Que révèlent les protestations contre l’arrivée de Geoffroy Lejeune à la tête du JDD ainsi que les griefs formulés par le Monde contre les médias du groupe Bolloré ? Tout simplement que ceux qui prétendent défendre le pluralisme de la presse n’y croient pas du tout, puisqu’ils refusent toute opinion un tant soit peu conservatrice. Le billet de Philippe Bilger.
La rédaction du JDD a mis fin à sa grève historique de 40 jours. Le journal pourrait paraître dans les kiosques, au plus tôt, le dimanche 13 août (Le Figaro). À l’évidence cette issue – on a l’impression qu’elle ne réjouit pas tout le monde et qu’au nom d’une politique du pire on aurait souhaité la continuation de la crise – n’a pas mis fin aux aigreurs et aux fantasmes des donneurs de leçons médiatiques. Au premier rang desquels le quotidien Le Monde qui croit nous apprendre quelque chose avec cet éditorial : « Une presse d’opinion ne peut s’affranchir de tout principe ».
Je pourrais me contenter de cette interrogation : de quoi se mêle-t-il donc ? J’admets que ce serait un peu court.
Il me semble que l’argumentation serait déjà un peu plus dense en questionnant la légitimité de ce quotidien à se poser en surplomb et à s’offrir comme exemple de ce que devrait être, selon ses vœux, une presse d’opinion digne de ce nom.
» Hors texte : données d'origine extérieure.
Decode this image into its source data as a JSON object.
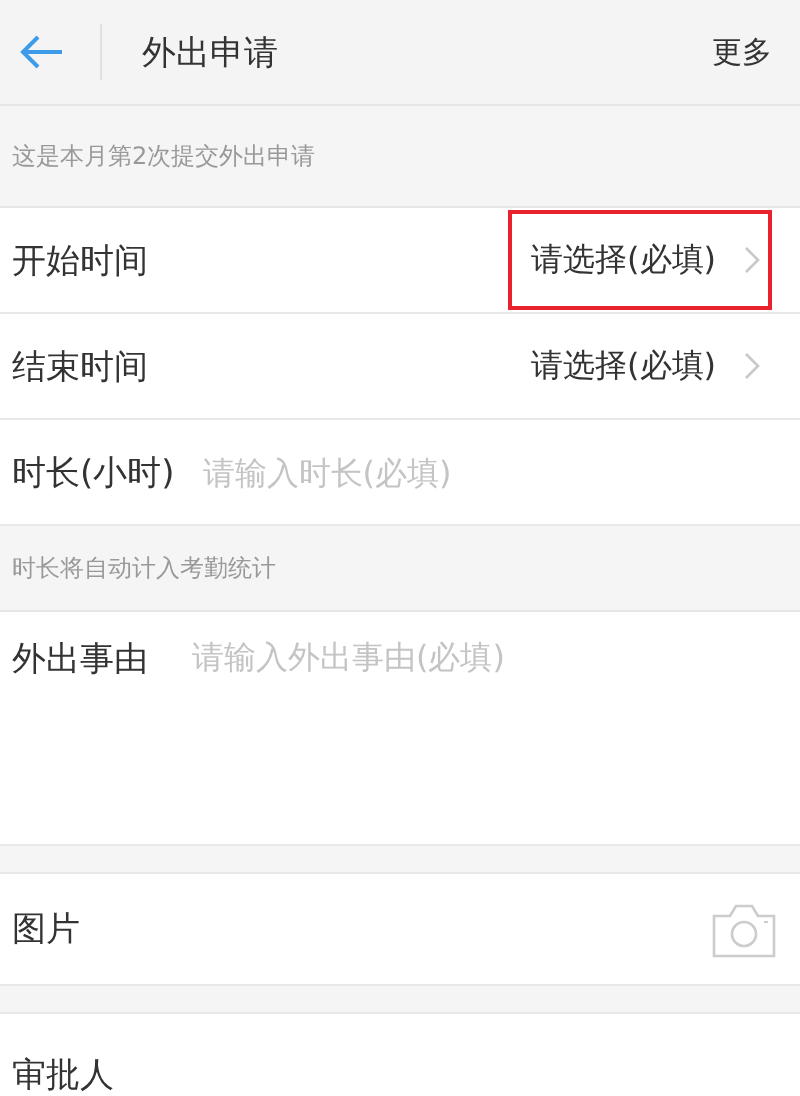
{
  "header": {
    "title": "外出申请",
    "more": "更多"
  },
  "notice": "这是本月第2次提交外出申请",
  "fields": [
    {
      "kind": "select",
      "label": "开始时间",
      "value": "请选择(必填)",
      "highlighted": true
    },
    {
      "kind": "select",
      "label": "结束时间",
      "value": "请选择(必填)",
      "highlighted": false
    },
    {
      "kind": "input",
      "label": "时长(小时)",
      "placeholder": "请输入时长(必填)"
    }
  ],
  "hint": "时长将自动计入考勤统计",
  "reason": {
    "label": "外出事由",
    "placeholder": "请输入外出事由(必填)"
  },
  "photo": {
    "label": "图片"
  },
  "approver": {
    "label": "审批人"
  }
}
Sur ce plan, même si je ne peux me passer de sa lecture tout en ayant régulièrement le sentiment, et pas seulement sur les sujets régaliens, qu’une partialité élégante y domine (avec notamment une surabondance de tribunes libres de même acabit), il est clair que cette prétention est injustifiée.
En effet la tonalité générale du Monde n’est pas de nature à susciter l’enthousiasme de ceux qui aspirent à une presse vraiment libre et pluraliste, dégagée du progressisme chic de gauche, de l’indulgence pour l’extrême gauche et du courroux exclusif à l’encontre de ce qui est qualifié d’extrême droite, avec une information trop souvent biaisée par le désir de voir le réel tel qu’on le rêverait.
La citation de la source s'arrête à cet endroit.